Omega 3 for Depression

Joanna Cosgrove
Online Editor

According to the Substance Abuse and Mental Health Services Administration’s latest National Survey on Drug Use and Health (Nov. 15, 2005), depression is one of the leading causes of disability in the U.S. In 2004, 8% of adults aged 18 or older—an estimated 17 million adults—reported having experienced at least one major depressive episode (MDE) during the year. Among adults aged 18 or older who experienced at least one MDE during the past year, 65% reported having received treatment for depression during the year.

While there are many pharmaceutical treatments for depression, researchers at Cedars-Sinai Medical Center’s Department of Psychiatry and Behavioral Neurosciences in Los Angeles, CA, are two years into a five-year clinical trial designed to examine whether two polyunsaturated omega 3 fatty acids—docosahexaenoic acid (DHA) and eicosapentaenoic acid (EPA)—might be effective treatments for depression. DHA and EPA, found naturally in fish oil, flaxseed and walnuts, have anti-inflammatory properties and help stabilize brain cell membranes, both of which play a role in mood regulation. While previous studies have documented omega 3 fatty acids to be effective treatments for depression, this is the first study to systematically test these two specific fatty acids against each other and against placebo in a large sample of people with major depression.

Mark Hyman Rapaport, MD, the research team’s lead principal investigator and department chair, explained that there is a real need to develop new and safer treatments for Major Depression (MDD). “One area of interest is the role of n-3 fatty acids (alpha linolenic acid, or ALA, and EPA and DHA) as an intervention in MDD because of the confluence of several lines of data—data suggesting that some people with MDD have increased levels of the same pro-inflammatory cytokines increased in heart disease; the symptom of depression is a risk factor for the development of cardiovascular disease; and increasing n-3 fatty acids has been shown to decrease production of pro-inflammatory cytokines and reduce the risk of heart disease,” he said.

The National Institutes of Health (NIH)-sponsored study, held in collaboration with Massachusetts General Hospital, is in the midst of recruiting 300 adults, aged 18-80, who are experiencing significant symptoms of major depressive disorder and are in good health. “Major Depression” consists of two weeks or more of feeling sad/blue most of the day, loss of interest in usual activities/or pleasurable activities, feeling helpless/hopeless, problems with concentration, sleep, appetite, irritability, anxiety, suicidal thoughts and dysfunction at work or socially. Ideal participants are those afflicted by one of the first two symptoms and four of the other symptoms, plus dysfunction. They will also be medication-free so researchers can study the effect of the omega 3 fatty acids from a monotherapy perspective, as well as determine the safety, effectiveness and tolerability of DHA and EPA against each other and a placebo. Participants will receive 1 gram per day of one of the two drugs or a placebo for 8 weeks in a randomized, double-blind manner.

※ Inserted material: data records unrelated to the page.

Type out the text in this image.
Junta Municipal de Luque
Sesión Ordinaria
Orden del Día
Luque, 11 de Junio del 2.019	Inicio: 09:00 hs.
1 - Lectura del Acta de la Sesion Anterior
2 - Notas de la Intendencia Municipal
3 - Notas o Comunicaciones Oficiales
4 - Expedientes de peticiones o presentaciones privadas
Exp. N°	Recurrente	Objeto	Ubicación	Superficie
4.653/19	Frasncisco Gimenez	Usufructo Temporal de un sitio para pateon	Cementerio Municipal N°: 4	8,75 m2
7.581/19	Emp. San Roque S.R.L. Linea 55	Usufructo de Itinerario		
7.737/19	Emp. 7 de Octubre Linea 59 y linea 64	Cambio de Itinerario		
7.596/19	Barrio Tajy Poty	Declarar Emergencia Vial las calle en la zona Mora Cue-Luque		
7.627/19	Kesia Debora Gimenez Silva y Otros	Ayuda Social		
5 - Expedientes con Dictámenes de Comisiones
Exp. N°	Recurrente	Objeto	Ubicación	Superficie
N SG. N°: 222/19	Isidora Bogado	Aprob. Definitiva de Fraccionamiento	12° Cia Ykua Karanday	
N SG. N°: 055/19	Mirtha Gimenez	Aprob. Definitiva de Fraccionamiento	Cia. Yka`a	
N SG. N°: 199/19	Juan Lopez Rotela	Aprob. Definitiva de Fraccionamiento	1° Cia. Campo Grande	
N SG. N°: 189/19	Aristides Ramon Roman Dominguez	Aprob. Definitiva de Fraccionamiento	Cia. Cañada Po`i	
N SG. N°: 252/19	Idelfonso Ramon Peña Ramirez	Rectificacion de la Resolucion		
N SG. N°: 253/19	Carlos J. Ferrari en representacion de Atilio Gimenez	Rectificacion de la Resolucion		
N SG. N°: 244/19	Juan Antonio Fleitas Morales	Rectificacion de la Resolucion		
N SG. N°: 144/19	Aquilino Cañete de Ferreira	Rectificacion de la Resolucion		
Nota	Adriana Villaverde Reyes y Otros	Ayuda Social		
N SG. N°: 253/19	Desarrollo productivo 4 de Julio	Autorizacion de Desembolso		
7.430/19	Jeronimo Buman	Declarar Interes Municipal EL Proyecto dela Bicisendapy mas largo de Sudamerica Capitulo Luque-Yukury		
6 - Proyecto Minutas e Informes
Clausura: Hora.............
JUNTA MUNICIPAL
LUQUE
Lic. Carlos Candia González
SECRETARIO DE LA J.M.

“We want to discern if n-3 fatty acids represent a reasonable treatment approach for some people with MDD,” said. Dr. Rapaport. “Our study will be large enough to discern if EPA or DHA is effective versus placebo, and if there is a relationship between the n-3 fatty acids and changes in pro-inflammatory cytokines and n-3 ratios in red blood cell membranes.”

OmegaBrite is the omega 3 supplement that will be used in this study. It comes from Omega Natural Science, Inc., Waltham, MA. OmegaBrite, as described by the company’s Carol Locke, MD, president and founder, is a “super high 90% concentrate of pure omega 3…the first high EPA omega 3 with 70% pure EPA and creating the first pharmaceutical grade omega 3 supplement.”

“The reported side effects of omega 3 treatments have been mild and include upset stomach and a fishy taste in the mouth. There do not appear to be risks to the liver or adverse interactions with most other medications,” reported Dr. Rapaport, though he added that people who have bleeding disorders or who are taking blood thinners should not use omega 3 fatty acids. “This study is one of several investigations of alternative and complementary medicine that our department has pursued over the past decade. Expanding our psychiatry studies to include natural treatments has shown promising benefits to patients suffering from a variety of mental illnesses.”